Monday 29 December 2008

The Next Nottingham Forest Manager

It has been a frustrating and laborious wait for those supporters who saw a managerial switch as the only viable escape route this season.

In many respects it is almost as if the season began in August and finished abruptly in early October. Only now the inevitable has caught up can the challenge recommence.

The industrious opening and the scattering of improved players proved to be something of a red herring.

Early season naivety made way for ‘judge us after ten games’, and ten games became the waking nightmare of arriving every Saturday without enthusiasm or expectation.

By the middle of October I was fairly certain that Calderwood could be no more than a game or two from the axe. But it was this misguided certainty that spoiled any chances of enjoying the subsequent months.

As many football fans will admit, once you are entirely sure of your belief that a manager must be sacrificed it is almost impossible to enjoy football.

The excuses grow wearisome and the tactics unbearable; every defeat is consoled by fantasies of a morning announcement. Every victory is soured by the knowledge that your foe has secured his territory for another week.

People on both sides of the fence have the club’s interests at heart, but by this point the fence is something more like the Berlin Wall.

I vividly remember reading scattered remarks that Calderwood would one day be a top Premiership manager and must be retained. On each occasion I almost ate my fist to prevent it from going through the monitor.

Who knows, one day I may eat my words too. For now I am simply relieved that an era of mediocrity and frustration has come to an end.

Calderwood pandered to the airs and graces of the club’s supporters, and he spoke well of long term ambitions. As many of his militant supporters argued, he may well have been a nice man too.

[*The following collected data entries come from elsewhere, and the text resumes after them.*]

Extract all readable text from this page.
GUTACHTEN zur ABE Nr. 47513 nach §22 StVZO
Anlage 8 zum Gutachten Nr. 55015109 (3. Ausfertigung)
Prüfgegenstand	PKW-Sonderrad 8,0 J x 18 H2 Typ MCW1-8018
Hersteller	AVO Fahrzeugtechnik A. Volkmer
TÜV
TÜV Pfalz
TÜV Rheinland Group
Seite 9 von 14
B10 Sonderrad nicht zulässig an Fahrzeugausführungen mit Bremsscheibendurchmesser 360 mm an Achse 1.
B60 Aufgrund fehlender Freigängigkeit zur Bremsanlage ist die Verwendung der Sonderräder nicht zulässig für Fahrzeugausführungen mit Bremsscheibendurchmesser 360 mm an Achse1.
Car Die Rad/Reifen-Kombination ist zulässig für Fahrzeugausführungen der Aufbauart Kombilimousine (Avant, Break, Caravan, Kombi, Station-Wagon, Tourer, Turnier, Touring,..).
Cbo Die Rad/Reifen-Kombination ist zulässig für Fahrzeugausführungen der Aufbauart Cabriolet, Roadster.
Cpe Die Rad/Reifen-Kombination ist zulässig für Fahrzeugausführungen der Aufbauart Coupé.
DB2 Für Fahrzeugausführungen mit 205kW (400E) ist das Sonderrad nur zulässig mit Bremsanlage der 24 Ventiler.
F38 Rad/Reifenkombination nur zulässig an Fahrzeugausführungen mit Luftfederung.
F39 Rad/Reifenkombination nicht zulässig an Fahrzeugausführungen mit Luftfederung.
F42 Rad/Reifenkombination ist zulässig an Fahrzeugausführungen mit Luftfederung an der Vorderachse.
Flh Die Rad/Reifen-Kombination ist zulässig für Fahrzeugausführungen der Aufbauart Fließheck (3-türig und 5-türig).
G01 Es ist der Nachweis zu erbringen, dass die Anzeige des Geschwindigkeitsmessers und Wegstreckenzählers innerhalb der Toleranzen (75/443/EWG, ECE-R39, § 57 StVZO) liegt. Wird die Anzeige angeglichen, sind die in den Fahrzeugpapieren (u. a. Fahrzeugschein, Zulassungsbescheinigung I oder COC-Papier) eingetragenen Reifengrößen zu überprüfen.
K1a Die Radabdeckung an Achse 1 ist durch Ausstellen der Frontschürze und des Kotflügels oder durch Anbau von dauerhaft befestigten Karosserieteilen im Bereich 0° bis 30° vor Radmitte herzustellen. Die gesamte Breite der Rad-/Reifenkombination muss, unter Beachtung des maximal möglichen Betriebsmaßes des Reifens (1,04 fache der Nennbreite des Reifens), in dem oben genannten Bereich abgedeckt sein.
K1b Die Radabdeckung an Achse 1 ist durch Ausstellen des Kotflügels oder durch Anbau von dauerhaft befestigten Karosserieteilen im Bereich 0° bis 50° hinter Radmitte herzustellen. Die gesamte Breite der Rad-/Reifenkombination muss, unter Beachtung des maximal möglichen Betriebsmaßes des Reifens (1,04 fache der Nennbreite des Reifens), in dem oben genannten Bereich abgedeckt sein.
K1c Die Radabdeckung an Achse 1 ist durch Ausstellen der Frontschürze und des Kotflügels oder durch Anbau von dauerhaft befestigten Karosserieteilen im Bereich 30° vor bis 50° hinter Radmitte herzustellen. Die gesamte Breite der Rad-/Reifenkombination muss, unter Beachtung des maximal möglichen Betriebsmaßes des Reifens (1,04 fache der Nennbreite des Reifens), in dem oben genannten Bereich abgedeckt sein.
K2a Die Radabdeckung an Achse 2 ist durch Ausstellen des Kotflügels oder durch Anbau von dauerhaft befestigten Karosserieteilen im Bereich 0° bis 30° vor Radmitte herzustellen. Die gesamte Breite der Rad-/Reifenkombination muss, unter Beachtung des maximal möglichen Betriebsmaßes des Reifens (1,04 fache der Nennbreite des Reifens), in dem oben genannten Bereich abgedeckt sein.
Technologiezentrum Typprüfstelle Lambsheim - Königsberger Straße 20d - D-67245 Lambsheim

Sadly nobody is nice enough to be worth a return to the dismal nether regions of the football league.

The case of who should replace him is tough. It is at these times that statistics become freely malleable and wild assumptions of character are made.

Modest figures who have barely made conversation in the past are sworn in as ‘disciplinarians’, and everybody other than Sam Allardyce ‘likes to have football played the right way’.

Today’s pulse-raising triumph at Carrow Road brought three vital points and evidence of a team’s bonding to cross choppy waters. John Pemberton, however, will not have chance to enter the public’s imagination as a new appointment is expected within days.

Ex-Derby boss Billy Davies remains the bookmakers’ beau. Stalwart Curbishley and battleaxe Dowie have been mentioned in passing, while fans have openly lusted over Martinez at Swansea and Johnson at Bristol.

And of course, like a puppy with a slipper Forest fans will never let go of Stuart Pearce or Nigel Clough. Fiery Roy Keane, ‘OBE’ with the rage but not the charisma, clings loosely to the same club.

One man who perhaps satisfies the lesser extremities of both the ‘legend’ and the ‘success story’ arguments is Brian Laws. Not too many would grumble at his appointment at the City Ground.

Whoever it is, they will have to be rather good.

The candidate will need thick skin, charm, ambition and a lot of common sense. He will be experienced, have signings in mind before his arrival and be prepared to accept a competitive but frugal salary.

Brian Clough circa 1975 would do nicely.